Continuing my walk I crossed Westminster Bridge to the South Bank and squeezed my way through perhaps the most oppressive of London’s tourist enclaves – the stretch running past the County Hall building which is now an insipid amalgamation of a McDonalds, various amusement arcades and the London Aquarium.  After a brief hop northwards over the double-suspension Hungerford Bridge, I lurched back onto the South Bank across easily my favourite, Waterloo Bridge.  This is probably my choice viewpoint of the entire city.  It is the particular angle of the bridge, positioned at the apex point of the curving river, that affords it an unparalleled panoramic stretch to both the east and west.  I like to think it represents a salient pendulum between the dual powers, Parliament on the one side and the economic City heartland on the other; both beacons of influence, however lamented at times, between which the rest of the country perpetually oscillates.

It was my first time crossing the inconspicuous Blackfriars Bridge and by this time the driving rain was beginning to ferment a sense of urgency to my journey.  I did however, pause to wonder at some mysterious grafitti daubed on one of the stone alcoves along the bridge - 'The boy set fire to himself'.  What could this signify I wondered?  Was it a factual statement recorded by a witness to this young vagrant's self-immolation? Or perhaps a naive plea of defence on behalf of some pyromaniac fugitive?  I simply don't know, although there was certainly no danger of anyone burning to death right now, such was the insistance of the rainfall.

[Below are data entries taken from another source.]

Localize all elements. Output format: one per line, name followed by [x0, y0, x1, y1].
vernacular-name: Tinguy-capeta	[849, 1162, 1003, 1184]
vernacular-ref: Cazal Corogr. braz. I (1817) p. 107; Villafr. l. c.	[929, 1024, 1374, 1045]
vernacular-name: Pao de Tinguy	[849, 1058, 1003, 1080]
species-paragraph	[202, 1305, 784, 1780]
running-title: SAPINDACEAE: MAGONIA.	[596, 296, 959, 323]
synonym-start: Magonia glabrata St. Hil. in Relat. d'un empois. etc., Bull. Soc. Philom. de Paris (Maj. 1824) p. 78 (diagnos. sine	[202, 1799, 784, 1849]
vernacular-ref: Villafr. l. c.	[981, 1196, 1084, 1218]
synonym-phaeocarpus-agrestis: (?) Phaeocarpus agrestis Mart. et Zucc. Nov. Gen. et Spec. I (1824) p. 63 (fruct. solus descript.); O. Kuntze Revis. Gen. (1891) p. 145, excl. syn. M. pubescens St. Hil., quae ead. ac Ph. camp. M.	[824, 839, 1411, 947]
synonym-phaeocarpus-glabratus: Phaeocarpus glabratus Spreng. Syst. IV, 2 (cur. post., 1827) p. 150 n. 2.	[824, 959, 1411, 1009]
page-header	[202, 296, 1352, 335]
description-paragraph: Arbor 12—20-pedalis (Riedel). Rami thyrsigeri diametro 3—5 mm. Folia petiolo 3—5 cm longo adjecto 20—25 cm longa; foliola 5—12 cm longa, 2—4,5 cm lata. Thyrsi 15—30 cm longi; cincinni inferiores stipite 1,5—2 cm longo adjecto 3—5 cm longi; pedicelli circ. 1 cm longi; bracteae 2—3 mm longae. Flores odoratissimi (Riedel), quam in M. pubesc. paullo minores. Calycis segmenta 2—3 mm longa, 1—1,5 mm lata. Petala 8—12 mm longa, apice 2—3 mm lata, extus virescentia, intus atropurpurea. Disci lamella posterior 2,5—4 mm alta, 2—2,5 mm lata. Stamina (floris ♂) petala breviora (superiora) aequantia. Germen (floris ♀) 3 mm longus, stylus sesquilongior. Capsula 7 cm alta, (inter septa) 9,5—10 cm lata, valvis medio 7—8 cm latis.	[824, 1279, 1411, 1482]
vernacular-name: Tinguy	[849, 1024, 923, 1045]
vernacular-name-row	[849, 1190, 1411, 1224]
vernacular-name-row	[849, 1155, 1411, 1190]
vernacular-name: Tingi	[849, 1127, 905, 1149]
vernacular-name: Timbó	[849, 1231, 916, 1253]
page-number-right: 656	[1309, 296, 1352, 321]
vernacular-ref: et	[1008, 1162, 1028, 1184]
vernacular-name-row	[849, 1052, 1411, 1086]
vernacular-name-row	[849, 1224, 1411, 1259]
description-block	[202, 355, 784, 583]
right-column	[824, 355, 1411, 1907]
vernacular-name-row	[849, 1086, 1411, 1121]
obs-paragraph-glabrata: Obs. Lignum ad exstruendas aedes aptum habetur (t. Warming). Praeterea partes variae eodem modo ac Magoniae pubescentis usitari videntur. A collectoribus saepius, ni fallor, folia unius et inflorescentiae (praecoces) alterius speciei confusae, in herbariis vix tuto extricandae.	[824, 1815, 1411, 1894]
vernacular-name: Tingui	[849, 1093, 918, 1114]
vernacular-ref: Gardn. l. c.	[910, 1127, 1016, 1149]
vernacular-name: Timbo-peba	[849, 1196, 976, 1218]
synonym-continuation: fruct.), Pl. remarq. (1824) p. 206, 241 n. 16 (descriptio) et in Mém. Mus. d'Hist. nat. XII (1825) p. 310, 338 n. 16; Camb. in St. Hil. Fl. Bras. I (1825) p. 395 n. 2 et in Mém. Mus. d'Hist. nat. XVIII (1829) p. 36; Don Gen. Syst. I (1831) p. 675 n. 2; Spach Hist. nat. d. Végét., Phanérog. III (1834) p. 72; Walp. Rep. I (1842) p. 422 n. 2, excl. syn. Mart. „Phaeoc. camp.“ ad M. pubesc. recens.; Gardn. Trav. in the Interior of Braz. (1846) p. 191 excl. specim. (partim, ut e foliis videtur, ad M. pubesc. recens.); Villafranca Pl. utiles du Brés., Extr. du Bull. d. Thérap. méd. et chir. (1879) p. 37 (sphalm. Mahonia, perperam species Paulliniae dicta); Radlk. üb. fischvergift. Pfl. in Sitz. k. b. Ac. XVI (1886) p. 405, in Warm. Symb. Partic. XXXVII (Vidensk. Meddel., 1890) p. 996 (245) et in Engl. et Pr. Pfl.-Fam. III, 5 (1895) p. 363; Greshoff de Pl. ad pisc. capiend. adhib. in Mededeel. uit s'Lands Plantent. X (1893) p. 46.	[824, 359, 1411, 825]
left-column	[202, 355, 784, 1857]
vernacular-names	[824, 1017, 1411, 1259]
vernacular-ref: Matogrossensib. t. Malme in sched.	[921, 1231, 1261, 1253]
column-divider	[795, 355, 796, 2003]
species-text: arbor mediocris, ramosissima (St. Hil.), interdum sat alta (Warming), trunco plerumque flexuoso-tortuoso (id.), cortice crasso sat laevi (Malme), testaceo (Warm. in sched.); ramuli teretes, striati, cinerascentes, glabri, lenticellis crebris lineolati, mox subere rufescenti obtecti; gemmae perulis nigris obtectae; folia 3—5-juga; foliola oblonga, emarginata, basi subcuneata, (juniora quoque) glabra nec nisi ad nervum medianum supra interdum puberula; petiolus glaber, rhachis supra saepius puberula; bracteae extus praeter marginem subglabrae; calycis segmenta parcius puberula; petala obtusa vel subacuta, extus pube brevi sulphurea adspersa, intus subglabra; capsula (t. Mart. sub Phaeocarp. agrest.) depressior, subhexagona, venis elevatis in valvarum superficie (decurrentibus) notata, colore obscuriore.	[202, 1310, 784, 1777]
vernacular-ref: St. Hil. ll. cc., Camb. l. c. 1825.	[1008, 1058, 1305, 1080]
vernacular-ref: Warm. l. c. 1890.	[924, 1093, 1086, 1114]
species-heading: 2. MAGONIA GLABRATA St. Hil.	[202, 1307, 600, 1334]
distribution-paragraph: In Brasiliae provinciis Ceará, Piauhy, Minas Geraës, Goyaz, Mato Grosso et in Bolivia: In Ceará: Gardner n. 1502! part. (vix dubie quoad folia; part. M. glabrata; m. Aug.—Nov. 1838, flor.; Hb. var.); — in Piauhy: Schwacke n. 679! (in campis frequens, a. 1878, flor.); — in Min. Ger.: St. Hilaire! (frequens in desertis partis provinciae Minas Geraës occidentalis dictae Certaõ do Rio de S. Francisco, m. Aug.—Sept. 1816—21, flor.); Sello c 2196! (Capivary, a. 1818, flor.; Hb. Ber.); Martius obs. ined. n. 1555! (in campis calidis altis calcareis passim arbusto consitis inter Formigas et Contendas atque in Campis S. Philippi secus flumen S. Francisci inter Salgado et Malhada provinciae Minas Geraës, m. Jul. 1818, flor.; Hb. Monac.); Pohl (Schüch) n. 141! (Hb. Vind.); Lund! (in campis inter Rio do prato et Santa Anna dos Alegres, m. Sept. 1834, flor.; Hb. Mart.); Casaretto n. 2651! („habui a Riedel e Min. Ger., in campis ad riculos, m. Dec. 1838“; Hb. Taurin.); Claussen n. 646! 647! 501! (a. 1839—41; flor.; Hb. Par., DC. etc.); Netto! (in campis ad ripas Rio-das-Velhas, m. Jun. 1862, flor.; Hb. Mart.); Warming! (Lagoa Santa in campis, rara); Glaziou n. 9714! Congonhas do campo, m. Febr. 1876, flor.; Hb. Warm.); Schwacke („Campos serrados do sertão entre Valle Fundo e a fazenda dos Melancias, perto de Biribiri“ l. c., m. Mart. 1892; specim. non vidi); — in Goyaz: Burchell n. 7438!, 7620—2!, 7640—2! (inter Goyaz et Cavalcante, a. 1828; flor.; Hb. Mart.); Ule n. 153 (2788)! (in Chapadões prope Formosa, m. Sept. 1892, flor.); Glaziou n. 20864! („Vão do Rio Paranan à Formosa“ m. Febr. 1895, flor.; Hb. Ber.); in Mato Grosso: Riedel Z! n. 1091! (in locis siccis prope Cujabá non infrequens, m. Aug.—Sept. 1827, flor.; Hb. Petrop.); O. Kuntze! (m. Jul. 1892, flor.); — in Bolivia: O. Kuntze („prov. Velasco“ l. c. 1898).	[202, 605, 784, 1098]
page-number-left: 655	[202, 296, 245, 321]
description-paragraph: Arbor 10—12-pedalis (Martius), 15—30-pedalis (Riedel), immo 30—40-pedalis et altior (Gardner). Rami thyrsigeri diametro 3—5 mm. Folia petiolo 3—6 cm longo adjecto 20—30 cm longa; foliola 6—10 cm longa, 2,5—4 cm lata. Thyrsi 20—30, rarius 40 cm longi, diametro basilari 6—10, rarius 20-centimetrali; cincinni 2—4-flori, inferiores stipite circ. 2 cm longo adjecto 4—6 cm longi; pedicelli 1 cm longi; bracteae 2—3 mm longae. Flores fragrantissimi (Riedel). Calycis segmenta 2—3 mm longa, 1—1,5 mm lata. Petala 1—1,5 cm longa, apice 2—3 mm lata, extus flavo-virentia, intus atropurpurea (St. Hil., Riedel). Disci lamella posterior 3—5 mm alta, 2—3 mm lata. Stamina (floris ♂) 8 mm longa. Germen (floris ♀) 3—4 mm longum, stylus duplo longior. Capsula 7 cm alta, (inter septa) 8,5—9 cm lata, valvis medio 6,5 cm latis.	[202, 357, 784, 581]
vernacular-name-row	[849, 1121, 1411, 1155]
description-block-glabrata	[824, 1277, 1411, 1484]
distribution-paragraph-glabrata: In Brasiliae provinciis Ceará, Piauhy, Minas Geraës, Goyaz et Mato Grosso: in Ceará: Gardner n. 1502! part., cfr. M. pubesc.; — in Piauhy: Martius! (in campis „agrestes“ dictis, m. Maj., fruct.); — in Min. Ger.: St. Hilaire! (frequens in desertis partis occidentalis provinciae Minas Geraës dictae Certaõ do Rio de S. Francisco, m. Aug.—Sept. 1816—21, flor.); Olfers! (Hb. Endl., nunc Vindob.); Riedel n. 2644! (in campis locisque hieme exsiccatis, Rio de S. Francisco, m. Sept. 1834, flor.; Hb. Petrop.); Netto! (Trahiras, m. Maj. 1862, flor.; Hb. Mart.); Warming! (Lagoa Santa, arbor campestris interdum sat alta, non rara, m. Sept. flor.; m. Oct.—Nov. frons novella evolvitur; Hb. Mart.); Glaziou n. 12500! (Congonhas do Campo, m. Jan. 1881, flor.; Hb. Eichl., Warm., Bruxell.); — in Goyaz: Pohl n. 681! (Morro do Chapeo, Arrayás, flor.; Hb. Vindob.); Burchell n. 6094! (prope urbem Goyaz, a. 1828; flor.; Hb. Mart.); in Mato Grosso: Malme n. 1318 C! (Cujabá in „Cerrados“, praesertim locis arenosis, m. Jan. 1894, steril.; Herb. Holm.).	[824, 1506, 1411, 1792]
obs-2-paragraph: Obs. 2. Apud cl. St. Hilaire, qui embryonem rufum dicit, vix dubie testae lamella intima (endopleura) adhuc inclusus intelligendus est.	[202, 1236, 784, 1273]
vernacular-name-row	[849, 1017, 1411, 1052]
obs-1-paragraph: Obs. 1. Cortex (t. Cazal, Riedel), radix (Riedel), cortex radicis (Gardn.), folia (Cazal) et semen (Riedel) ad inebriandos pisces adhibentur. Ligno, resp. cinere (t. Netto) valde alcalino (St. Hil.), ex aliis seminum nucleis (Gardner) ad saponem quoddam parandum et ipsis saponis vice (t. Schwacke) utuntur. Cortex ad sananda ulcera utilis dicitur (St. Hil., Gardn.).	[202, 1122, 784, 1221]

I headed southwards again across the newest Millenium (or 'Wobbly') Bridge, now synonymous with London due to its magnificently photogenic views leading up to either the Tate Modern or St. Pauls.  The following two bridges, Southwark and London Bridge, I crossed with little or no interest, such is their uniform arch style.  In a way their dull and uninspiring form was a structural reflection of my own wearying sense of purpose as I drew close to the end of my journey.  As I crossed over London Bridge towards the gleaming incisor that is the Shard, I was reminded of how, when travelling in America, my expedition party had stopped off at Lake Havasu City in the Arizona desert for a look at the 19th century version of London Bridge which had been bought an shipped by Robert McCulloch, a millionaire oil tycoon.  Legend has it that he thought the Greater London Council were selling him Tower Bridge, and one can't help but laugh when imagining him slowly realising his mistake as the construction team drew closer to their completion.  As jolting and out-of-place the brick-stone bridge looked beneath a sweltering desert sun, it looks perfectly at home here in the grey and dour downpour of British wintertime.

Walking south along Potter's Field and the Mayor's office building, one would be forgiven for thinking that, on the north bank, the Tower of London looked similarly misplaced, overshadowed as it is now by the modernist spectacles of the Gherkin, the Heron Tower and the new Cheesegrater that clamber up behind it. 

I completed my hike by crossed the 13th and final Tower Bridge.  As I stood on the drawbridge, feet on either side of the dividing line, I reflected on my walk over the 3-and-a-half hours and how invigorating it had been to toe the equator line separating the two hemispheres of London.  In the past when I've visited the city very briefly and not actually set eyes on the river, it never feels like I've been there at all, such is the dominance the character of the river has on the unconscious orientational psyche of those who live here.  As much as the city banking the river may alter, for better or worse, the steady flow transcends time, continuing to be traversed across, oriented around and sorely overlooked by the populace.